[線維筋痛症および電磁過敏症におけるメタボロミクスおよび心理的特徴] med./bio.

Metabolomics and psychological features in fibromyalgia and electromagnetic sensitivity

掲載誌: Sci Rep 2020; 10: 20418

線維筋痛症(FM)および電磁過敏症(IEI-EMF)は慢性の全身性症候群で、主な症状は筋骨格系の強い広範囲にわたる痛みである。FMおよびIEI-EMFの発症につながる正確な原因は未だ不明である。電気・電磁機器への近接が症状のトリガとなる、かつ/またはそれを増幅するようであることから、この研究は、IEI-EMFおよび健康被験者対照群)の血漿中のメタボローム[代謝産物の総称]を、多変量統計分析と組み合わせたNMR[核磁気共鳴]分光法で調べた。

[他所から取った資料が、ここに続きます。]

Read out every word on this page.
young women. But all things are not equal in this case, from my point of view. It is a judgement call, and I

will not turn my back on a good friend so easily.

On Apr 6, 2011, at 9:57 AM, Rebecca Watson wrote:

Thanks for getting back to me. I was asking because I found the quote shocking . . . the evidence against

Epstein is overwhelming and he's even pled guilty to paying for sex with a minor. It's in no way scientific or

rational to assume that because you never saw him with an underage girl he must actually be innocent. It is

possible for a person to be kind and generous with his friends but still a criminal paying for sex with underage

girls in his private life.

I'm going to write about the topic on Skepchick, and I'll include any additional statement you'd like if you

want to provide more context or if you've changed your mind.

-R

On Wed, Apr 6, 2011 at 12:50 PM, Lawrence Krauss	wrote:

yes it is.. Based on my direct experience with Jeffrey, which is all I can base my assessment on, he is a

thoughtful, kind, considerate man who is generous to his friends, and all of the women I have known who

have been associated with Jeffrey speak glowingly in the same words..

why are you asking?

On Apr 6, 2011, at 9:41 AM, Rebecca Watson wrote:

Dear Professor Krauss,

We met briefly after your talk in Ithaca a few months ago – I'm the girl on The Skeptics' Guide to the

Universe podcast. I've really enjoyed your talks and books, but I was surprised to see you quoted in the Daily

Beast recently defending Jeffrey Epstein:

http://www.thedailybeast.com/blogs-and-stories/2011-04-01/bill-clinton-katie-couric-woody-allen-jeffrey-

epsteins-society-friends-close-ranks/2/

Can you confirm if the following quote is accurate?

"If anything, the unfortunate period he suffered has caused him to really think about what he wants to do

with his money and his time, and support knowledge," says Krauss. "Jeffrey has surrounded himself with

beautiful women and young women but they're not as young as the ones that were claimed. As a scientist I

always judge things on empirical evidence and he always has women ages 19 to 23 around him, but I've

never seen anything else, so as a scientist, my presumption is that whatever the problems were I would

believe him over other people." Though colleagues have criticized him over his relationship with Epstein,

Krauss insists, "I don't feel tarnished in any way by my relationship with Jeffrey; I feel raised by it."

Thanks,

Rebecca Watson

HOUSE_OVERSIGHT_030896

全ての被験者について心理学的および身体的特徴を評価した。IEI-EMF群と対照群との間には、性格、統制の所在[心理学における概念で、自己解決型と社会依存型に分類される]、不安に関連した有意差は認められなかった。NRM分析で同定した代謝産物についての多変量統計分析の結果、IEI-EMF群では対照群と比較して、グリシンおよびピログルタミン酸のレベルが高く、2-ヒドロキシイソカプロン酸、コリングルタミン、およびイソロイシンのレベルが低かった。これらの代謝産物は、主に酸化ストレス防御、痛みのメカニズム、筋肉代謝に関連する複数の代謝経路に関与していることから、この結果は、IEI-EMFの人々における生理病理学的メカニズムの可能性をより明確にすべきであることを強調している、と著者らは結論付けている。